O paradigma formal para a análise do problema de comportamento pró-social é o Dilema do Prisioneiro (DP; Axelrod, 1984; Axelrod & Hamilton, 1981). No DP, cada jogador tem duas opções: cooperar ou não cooperar. Em qualquer jogada, os jogadores recebem ambos R pontos se cooperarem e apenas P pontos se ambos não cooperarem. A exploração de um cooperador por um não cooperador atribui pontos T a este, enquanto o cooperador recebe S pontos. (As relações entre os diversos payoffs neste jogo são: T > R > P > S e 2R > T + S). É este padrão de payoffs que garante que, num único movimento, não cooperar é sempre melhor para um jogador motivado pelo auto-interesse. Uma vez que isto é verdadeiro para ambos, o resultado é a não cooperação mútua. Os agentes podem maximizar os seus ganhos pessoais, portanto, pela suspensão do seu auto-interesse imediato em favor de interesses menores mas sistemáticos, alcançados através de uma sustentada mútua cooperação. A capacidade dos agentes de descobrir esta regra tem sido demonstrada em várias simulações de computador, utilizando tanto mecanismos evolutivos como de aprendizagem, tal como a imitação (por exemplo, Axelrod, 1984; Axelrod & Dion, 1988; Axelrod & Hamilton, 1981; Liebrand & Messick, 1995).
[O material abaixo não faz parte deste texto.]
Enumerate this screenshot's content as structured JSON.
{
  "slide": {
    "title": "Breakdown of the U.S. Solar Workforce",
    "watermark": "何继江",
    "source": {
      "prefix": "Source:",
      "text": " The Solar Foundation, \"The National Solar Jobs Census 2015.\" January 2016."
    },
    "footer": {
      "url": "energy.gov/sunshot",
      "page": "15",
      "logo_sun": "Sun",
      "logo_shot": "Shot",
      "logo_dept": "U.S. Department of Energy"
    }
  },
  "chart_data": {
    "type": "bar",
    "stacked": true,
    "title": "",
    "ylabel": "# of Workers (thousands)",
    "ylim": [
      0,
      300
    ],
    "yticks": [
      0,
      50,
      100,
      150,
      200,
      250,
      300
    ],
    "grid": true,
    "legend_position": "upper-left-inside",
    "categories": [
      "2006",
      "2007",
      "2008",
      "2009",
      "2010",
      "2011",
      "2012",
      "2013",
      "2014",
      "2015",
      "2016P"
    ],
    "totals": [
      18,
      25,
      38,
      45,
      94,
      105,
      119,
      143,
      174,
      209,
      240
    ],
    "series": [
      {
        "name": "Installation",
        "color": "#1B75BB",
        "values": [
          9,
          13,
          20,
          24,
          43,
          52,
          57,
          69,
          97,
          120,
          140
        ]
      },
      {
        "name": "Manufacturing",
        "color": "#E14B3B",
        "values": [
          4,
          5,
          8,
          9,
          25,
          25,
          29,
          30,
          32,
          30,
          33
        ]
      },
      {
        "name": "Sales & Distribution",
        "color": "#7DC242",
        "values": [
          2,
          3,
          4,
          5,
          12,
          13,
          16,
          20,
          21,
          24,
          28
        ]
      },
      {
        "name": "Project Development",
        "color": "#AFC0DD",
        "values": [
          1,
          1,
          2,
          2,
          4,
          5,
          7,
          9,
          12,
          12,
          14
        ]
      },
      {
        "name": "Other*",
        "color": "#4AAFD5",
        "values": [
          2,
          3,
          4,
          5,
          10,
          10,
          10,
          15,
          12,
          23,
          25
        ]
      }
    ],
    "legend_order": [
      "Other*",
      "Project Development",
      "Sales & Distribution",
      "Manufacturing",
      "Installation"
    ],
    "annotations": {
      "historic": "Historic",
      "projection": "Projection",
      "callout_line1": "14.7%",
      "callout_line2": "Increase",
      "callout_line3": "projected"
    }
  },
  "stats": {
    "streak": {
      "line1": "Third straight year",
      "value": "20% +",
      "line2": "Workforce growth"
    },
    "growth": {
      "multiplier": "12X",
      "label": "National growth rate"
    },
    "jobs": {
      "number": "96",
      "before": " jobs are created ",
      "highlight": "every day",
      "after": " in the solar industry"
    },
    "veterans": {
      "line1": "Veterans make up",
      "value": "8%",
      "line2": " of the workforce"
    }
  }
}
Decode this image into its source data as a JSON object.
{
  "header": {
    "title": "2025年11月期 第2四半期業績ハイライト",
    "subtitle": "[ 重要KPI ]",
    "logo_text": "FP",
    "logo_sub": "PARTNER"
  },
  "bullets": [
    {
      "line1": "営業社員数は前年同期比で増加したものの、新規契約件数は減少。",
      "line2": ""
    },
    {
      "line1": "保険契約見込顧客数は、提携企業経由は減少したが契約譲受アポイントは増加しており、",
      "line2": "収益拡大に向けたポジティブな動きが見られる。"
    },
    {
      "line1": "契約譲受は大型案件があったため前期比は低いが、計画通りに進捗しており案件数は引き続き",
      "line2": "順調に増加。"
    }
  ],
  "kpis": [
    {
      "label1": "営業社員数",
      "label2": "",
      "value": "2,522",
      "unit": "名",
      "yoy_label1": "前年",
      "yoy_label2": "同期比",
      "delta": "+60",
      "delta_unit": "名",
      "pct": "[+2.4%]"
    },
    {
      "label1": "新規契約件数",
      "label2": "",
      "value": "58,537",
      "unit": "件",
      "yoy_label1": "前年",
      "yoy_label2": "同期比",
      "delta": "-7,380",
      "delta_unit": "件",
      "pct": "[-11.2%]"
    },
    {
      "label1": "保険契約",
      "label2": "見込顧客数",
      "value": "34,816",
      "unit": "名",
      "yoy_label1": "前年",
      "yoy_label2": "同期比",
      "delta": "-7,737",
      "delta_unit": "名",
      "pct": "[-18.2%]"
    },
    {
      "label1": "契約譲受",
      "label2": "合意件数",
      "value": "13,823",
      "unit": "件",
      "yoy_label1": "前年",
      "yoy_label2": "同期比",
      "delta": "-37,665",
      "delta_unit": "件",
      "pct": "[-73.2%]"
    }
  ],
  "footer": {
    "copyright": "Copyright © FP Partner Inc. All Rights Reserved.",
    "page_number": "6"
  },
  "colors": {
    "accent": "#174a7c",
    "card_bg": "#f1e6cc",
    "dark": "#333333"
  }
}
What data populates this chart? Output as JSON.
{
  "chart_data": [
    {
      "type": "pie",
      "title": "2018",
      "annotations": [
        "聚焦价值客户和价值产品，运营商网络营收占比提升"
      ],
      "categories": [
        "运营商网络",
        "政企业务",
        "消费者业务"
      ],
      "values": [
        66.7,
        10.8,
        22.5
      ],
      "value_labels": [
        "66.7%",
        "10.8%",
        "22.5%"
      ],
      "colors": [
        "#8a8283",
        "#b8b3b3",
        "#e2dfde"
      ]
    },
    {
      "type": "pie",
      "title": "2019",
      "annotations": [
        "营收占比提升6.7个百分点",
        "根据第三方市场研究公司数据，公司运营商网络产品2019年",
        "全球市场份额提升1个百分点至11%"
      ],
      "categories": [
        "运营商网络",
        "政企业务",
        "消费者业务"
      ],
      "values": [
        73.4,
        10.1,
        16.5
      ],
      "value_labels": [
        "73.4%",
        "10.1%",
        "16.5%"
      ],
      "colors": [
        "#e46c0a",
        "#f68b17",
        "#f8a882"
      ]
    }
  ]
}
Uma das estratégias mais robustas no DP é "tit-for-tat (“olho por olho”), em que o indivíduo começa com um comportamento de cooperação, e em cada interacção seguinte simplesmente imita o comportamento anterior do seu parceiro de interacção. Embora esta estratégia não permita ao indivíduo ganhar no jogo directo com qualquer parceiro particular, no longo prazo produz bons resultados, pois induz e mantém a cooperação com “agentes cooperativos”, punindo por sua vez os “agentes de exploração” com a não cooperação. Mais genericamente, embora nunca seja rentável cooperar em uma única interacção, a sombra do futuro permite o emergir da cooperação e a sua sustentabilidade numa população de “egoístas”.
Estes programas de investigação têm gerado generalizações empíricas que são consistentes com a possibilidade da cooperação poder surgir entre indivíduos espacialmente distribuídos que interagiram sustentadamente. Provas directas sobre este ponto, no entanto, ainda não existem. As simulações que os autores relatam neste artigo destinam-se exactamente a recolher tais evidências.